While we demonstrate the utility of this tool particularly for human gene identification, the correlation matrices have been constructed for the entire Celsius dataset and are available for search within 14 different species across 41 different array designs. We note that the scale available through this resource is unprecedented and is the result of ignoring differences in annotation approaches by scientists. In general the genomics community has placed high value on the annotation information such that publication policies typically require metadata to be deposited concomitantly with assay measurements. However, without truly representing the vast diversity of experiments performed is daunting and not implemented yet. While annotation is useful and in some cases necessary for some supervised analysis, the practice of insisting on detailed metadata in the process of making raw microarray data available may actually limit the amount of raw data deposited.
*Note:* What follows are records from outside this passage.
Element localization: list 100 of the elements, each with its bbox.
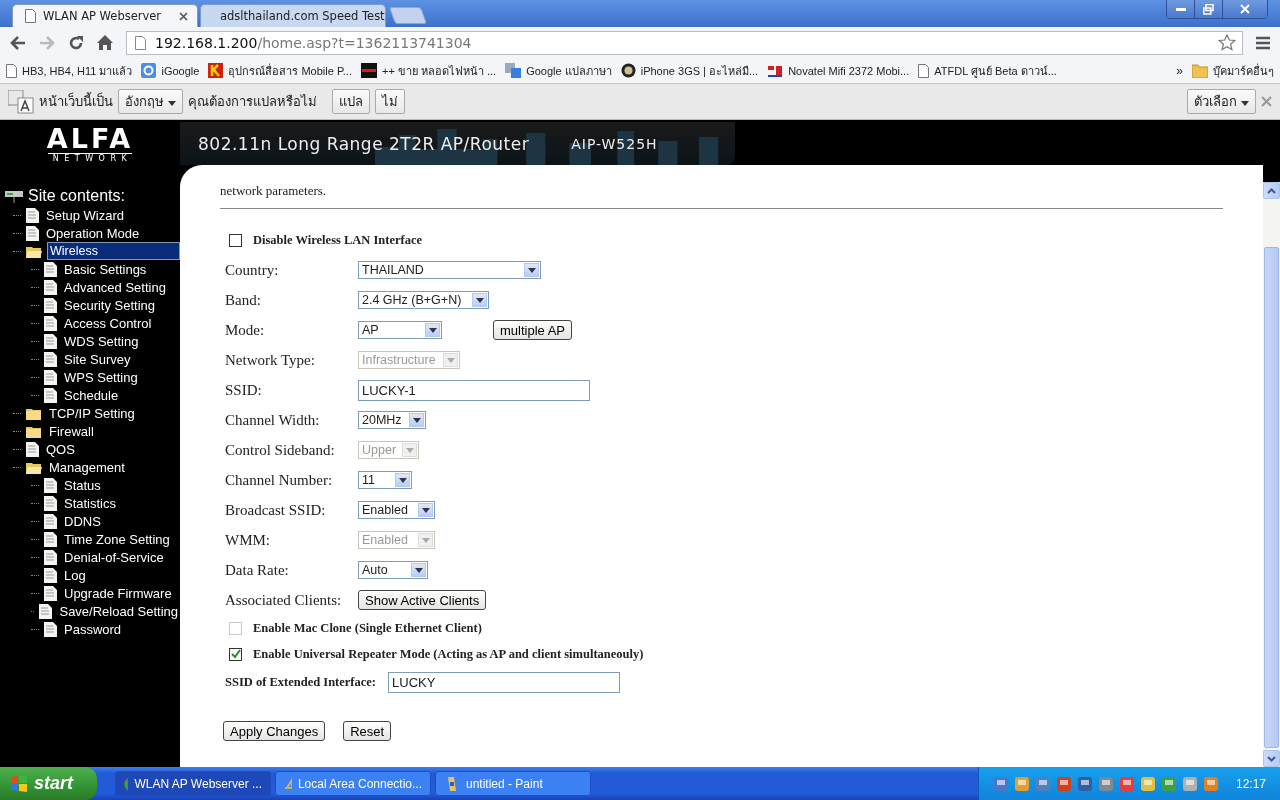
- tray-icon[interactable]: [1076, 775, 1093, 792]
- logo: ALFA: [46, 125, 134, 153]
- scrollbar[interactable]: [1263, 182, 1280, 767]
- bookmark[interactable]: ATFDL ศูนย์ Beta ดาวน์...: [918, 61, 1057, 80]
- field-label: SSID of Extended Interface:: [225, 674, 377, 690]
- sidebar-item[interactable]: Wireless: [47, 242, 180, 260]
- back-icon[interactable]: [10, 35, 26, 50]
- sidebar-item[interactable]: Denial-of-Service: [62, 549, 166, 565]
- bookmark[interactable]: Google แปลภาษา: [505, 61, 612, 80]
- caret-icon: [421, 507, 430, 513]
- sidebar-item[interactable]: Access Control: [62, 315, 154, 331]
- browser-tab[interactable]: adslthailand.com Speed Test: [200, 4, 386, 27]
- dropdown[interactable]: Enabled: [358, 501, 435, 519]
- page-icon: [44, 315, 57, 331]
- sidebar-item[interactable]: Schedule: [62, 387, 121, 403]
- browser-tab[interactable]: WLAN AP Webserver: [12, 4, 198, 27]
- arrow-up-icon[interactable]: [1267, 187, 1276, 194]
- tray-icon[interactable]: [1160, 775, 1177, 792]
- menu-icon[interactable]: [1256, 35, 1270, 50]
- sidebar-item[interactable]: QOS: [44, 441, 77, 457]
- sidebar-item[interactable]: Password: [62, 621, 124, 637]
- tray-icon[interactable]: [1013, 775, 1030, 792]
- tray-icon[interactable]: [1181, 775, 1198, 792]
- dropdown[interactable]: THAILAND: [358, 261, 541, 279]
- translate-button[interactable]: แปล: [332, 89, 371, 114]
- input-field[interactable]: LUCKY-1: [358, 379, 590, 401]
- sidebar-item[interactable]: Upgrade Firmware: [62, 585, 174, 601]
- sidebar-item[interactable]: Setup Wizard: [44, 207, 127, 223]
- form-button[interactable]: Show Active Clients: [358, 590, 487, 610]
- restore-button[interactable]: [1194, 0, 1222, 18]
- sidebar-item[interactable]: Operation Mode: [44, 225, 142, 241]
- sidebar-item[interactable]: Time Zone Setting: [62, 531, 172, 547]
- tray-icon[interactable]: [1118, 775, 1135, 792]
- sidebar-item[interactable]: TCP/IP Setting: [47, 405, 137, 421]
- sidebar-item[interactable]: Log: [62, 567, 88, 583]
- new-tab-button[interactable]: [388, 7, 428, 24]
- checkbox[interactable]: [229, 647, 242, 661]
- close-icon[interactable]: [179, 11, 188, 21]
- page-icon: [44, 567, 57, 583]
- bookmark[interactable]: Novatel Mifi 2372 Mobi...: [767, 63, 910, 78]
- sidebar-item[interactable]: Site Survey: [62, 351, 133, 367]
- tray-icon[interactable]: [1202, 775, 1219, 792]
- star-icon[interactable]: [1218, 34, 1236, 51]
- bookmark[interactable]: HB3, HB4, H11 มาแล้ว: [6, 61, 133, 80]
- sidebar-item[interactable]: Security Setting: [62, 297, 158, 313]
- tray-icon[interactable]: [992, 775, 1009, 792]
- reload-icon[interactable]: [68, 34, 84, 51]
- options-dropdown[interactable]: ตัวเลือก: [1186, 89, 1256, 114]
- sidebar-item[interactable]: Status: [62, 477, 103, 493]
- dropdown[interactable]: 20MHz: [358, 411, 426, 429]
- taskbar-button[interactable]: WLAN AP Webserver ...: [115, 771, 271, 796]
- dropdown[interactable]: Auto: [358, 561, 428, 579]
- page-icon: [25, 9, 36, 23]
- sidebar-item[interactable]: WDS Setting: [62, 333, 141, 349]
- bookmark[interactable]: ++ ขาย หลอดไฟหน้า ...: [361, 61, 497, 80]
- field-label: Country:: [225, 261, 280, 279]
- checkbox[interactable]: [229, 233, 242, 247]
- bookmark-folder[interactable]: บุ๊คมาร์คอื่นๆ: [1192, 61, 1274, 80]
- language-dropdown[interactable]: อังกฤษ: [118, 89, 184, 114]
- taskbar-button[interactable]: Local Area Connectio...: [275, 771, 431, 796]
- checkbox-label: Disable Wireless LAN Interface: [253, 232, 423, 248]
- page-icon: [44, 621, 57, 637]
- taskbar-button[interactable]: untitled - Paint: [435, 771, 591, 796]
- sidebar-item[interactable]: DDNS: [62, 513, 103, 529]
- close-button[interactable]: [1222, 0, 1267, 18]
- tray-icon[interactable]: [1139, 775, 1156, 792]
- form-button[interactable]: Reset: [343, 721, 392, 741]
- tray-icon[interactable]: [1055, 775, 1072, 792]
- tray-icon[interactable]: [1097, 775, 1114, 792]
- page-icon: [6, 63, 17, 78]
- tray-icon[interactable]: [1034, 775, 1051, 792]
- square-icon: [361, 63, 377, 78]
- sidebar-item[interactable]: Save/Reload Setting: [57, 603, 180, 619]
- home-icon[interactable]: [97, 35, 113, 50]
- dropdown[interactable]: 11: [358, 471, 412, 489]
- address-bar[interactable]: 192.168.1.200/home.asp?t=1362113741304: [126, 30, 1243, 55]
- dropdown[interactable]: 2.4 GHz (B+G+N): [358, 291, 489, 309]
- translate-icon: [505, 63, 522, 78]
- form-button[interactable]: Apply Changes: [223, 721, 326, 741]
- more-bookmarks-button[interactable]: »: [1176, 63, 1183, 78]
- bookmark[interactable]: อุปกรณ์สื่อสาร Mobile P...: [208, 61, 352, 80]
- sidebar-item[interactable]: Firewall: [47, 423, 96, 439]
- forward-icon[interactable]: [39, 35, 55, 50]
- sidebar-item[interactable]: Basic Settings: [62, 261, 149, 277]
- sidebar-item[interactable]: WPS Setting: [62, 369, 140, 385]
- field-label: Channel Number:: [225, 471, 334, 489]
- form-button[interactable]: multiple AP: [493, 320, 573, 340]
- input-field[interactable]: LUCKY: [388, 671, 621, 693]
- sidebar-item[interactable]: Management: [47, 459, 127, 475]
- folder-icon: [1192, 63, 1208, 78]
- sidebar-item[interactable]: Statistics: [62, 495, 118, 511]
- arrow-down-icon[interactable]: [1267, 755, 1276, 762]
- bookmark[interactable]: iPhone 3GS | อะไหล่มื...: [620, 61, 759, 80]
- dropdown[interactable]: AP: [358, 321, 442, 339]
- page-icon: [44, 531, 57, 547]
- sidebar-item[interactable]: Advanced Setting: [62, 279, 168, 295]
- start-button[interactable]: start: [0, 767, 97, 800]
- bookmark[interactable]: iGoogle: [141, 63, 200, 78]
- minimize-button[interactable]: [1167, 0, 1194, 18]
- decline-button[interactable]: ไม่: [375, 89, 406, 114]
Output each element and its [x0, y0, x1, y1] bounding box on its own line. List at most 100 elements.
For instance, scientists have no strong motivation to provide annotation information on experiments that do not become part of the published experiment and thus these data will be excluded from repositories. In contrast to the annotation-centric efforts of microarray repositories, the Celsius database can import CEL data without annotation data and the work shown here demonstrates the enormous potential power of growing these data further. We recommend the deposition of all CEL files into public repositories or directly into Celsius to expand our ability to detect gene-gene correlations.